Повести о карме - Олди Генри Лайон. Страница 17
– Умереть?
– Да, господин.
– Что же мешало ему вспороть себе живот? Утопиться? Кинуться с обрыва?!
– Он хотел, чтобы его убили. Чтобы его прикончил кто-то из стражников. Кажется, у него был зуб на стражу. Он бросался головой вперед и размахивал дубовым мечом. Очень тяжелым мечом, господин. Старшине он причинил много хлопот, да и мне досталось. В ответ мы тоже били очень сильно. Думаю, рано или поздно кто-нибудь попал бы ему по голове. А там и до смерти недалеко. Если череп треснул, много ли надо?
– Допустим, кто-то из вас убил бы его. Но убийцу тут же задержали бы! Отправили бы в тюрьму! В своем теле, в чужом – в любом случае ронин закончил бы свои дни на Острове Девяти Смертей! На что он рассчитывал?!
– Это да, конечно. Фуккацу! Но так бы негодяй отправил стражника в ад. Причинил бы вред его семье. Заставил бы плакать жену и детей. Захватил бы чужое тело. Думаю, это принесло бы ему удовлетворение.

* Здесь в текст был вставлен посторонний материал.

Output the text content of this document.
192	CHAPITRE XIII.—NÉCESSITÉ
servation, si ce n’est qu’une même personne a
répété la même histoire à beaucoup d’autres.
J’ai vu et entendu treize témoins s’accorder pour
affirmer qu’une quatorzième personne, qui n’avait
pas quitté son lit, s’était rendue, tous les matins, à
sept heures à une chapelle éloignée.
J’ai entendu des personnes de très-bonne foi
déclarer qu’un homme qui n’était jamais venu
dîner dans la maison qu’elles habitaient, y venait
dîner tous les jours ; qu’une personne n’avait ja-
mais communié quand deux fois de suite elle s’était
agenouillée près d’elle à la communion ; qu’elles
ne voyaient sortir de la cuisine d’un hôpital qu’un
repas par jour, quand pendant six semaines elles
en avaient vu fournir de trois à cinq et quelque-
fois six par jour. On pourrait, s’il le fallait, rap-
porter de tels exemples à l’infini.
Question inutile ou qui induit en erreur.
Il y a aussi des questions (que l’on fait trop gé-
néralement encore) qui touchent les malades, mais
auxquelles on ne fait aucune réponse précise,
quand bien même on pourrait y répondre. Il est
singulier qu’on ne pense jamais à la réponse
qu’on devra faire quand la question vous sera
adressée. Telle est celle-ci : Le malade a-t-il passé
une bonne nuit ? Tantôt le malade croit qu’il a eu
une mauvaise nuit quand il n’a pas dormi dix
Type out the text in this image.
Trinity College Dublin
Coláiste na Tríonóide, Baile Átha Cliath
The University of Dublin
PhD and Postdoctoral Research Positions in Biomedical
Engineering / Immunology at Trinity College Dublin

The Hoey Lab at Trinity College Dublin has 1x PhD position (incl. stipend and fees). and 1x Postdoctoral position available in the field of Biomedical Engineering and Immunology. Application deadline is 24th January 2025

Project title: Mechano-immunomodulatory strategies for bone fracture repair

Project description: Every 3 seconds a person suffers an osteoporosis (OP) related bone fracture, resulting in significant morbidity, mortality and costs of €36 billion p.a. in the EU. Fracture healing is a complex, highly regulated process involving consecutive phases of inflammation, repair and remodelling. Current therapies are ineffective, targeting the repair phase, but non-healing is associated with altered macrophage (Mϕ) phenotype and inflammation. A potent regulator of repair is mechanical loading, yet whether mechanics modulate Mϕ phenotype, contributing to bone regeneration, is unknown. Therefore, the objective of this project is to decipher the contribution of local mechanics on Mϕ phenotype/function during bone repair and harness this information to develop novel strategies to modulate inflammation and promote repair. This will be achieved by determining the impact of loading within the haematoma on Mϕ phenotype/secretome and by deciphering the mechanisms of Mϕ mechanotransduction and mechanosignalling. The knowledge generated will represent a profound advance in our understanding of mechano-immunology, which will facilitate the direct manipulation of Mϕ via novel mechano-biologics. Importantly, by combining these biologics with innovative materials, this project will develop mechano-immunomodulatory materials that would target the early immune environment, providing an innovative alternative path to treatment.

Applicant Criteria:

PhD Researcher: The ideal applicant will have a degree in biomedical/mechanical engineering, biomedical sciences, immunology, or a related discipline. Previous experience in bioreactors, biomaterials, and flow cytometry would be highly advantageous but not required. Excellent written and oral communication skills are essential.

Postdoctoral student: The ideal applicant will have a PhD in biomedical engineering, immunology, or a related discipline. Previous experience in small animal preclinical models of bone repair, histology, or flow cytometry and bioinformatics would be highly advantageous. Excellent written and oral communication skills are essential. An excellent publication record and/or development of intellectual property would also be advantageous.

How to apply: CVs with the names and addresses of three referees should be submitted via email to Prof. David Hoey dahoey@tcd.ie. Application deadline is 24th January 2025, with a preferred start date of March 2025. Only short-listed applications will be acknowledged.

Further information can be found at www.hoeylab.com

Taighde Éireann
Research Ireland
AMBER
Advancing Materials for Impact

– Пожалуй. С новым здоровым телом можно надеяться и на побег. Значит, ронин искал смерти в бою? Жаждал мести? А старшина караула это понял и отозвал вас?
– Выходит, что так.
– И взял ронина живым? С помощью боевого ухвата?
– Да, господин.
– Где ронин сейчас?
– Мы с Хидео-сан доставили его в тюрьму Бомбори.
– Живым?
– Когда мы ушли из тюрьмы, он был ещё живой. Если он и умрёт, то не по нашей вине.
– Ушибы?
– Да, и сильные! Локоть, колено…
Влетев в аптеку, я не сразу отдышался. Запыхался, пока бежал. А когда оказался внутри и имел неосторожность вдохнуть полной грудью – едва не лишился чувств. Ядрёная смесь лекарственных ароматов оглушила меня. Перед глазами всё поплыло, я ухватился за прилавок, чтобы не упасть. Аптекарь решил, что помощь нужна мне, но я в конце концов всё ему объяснил.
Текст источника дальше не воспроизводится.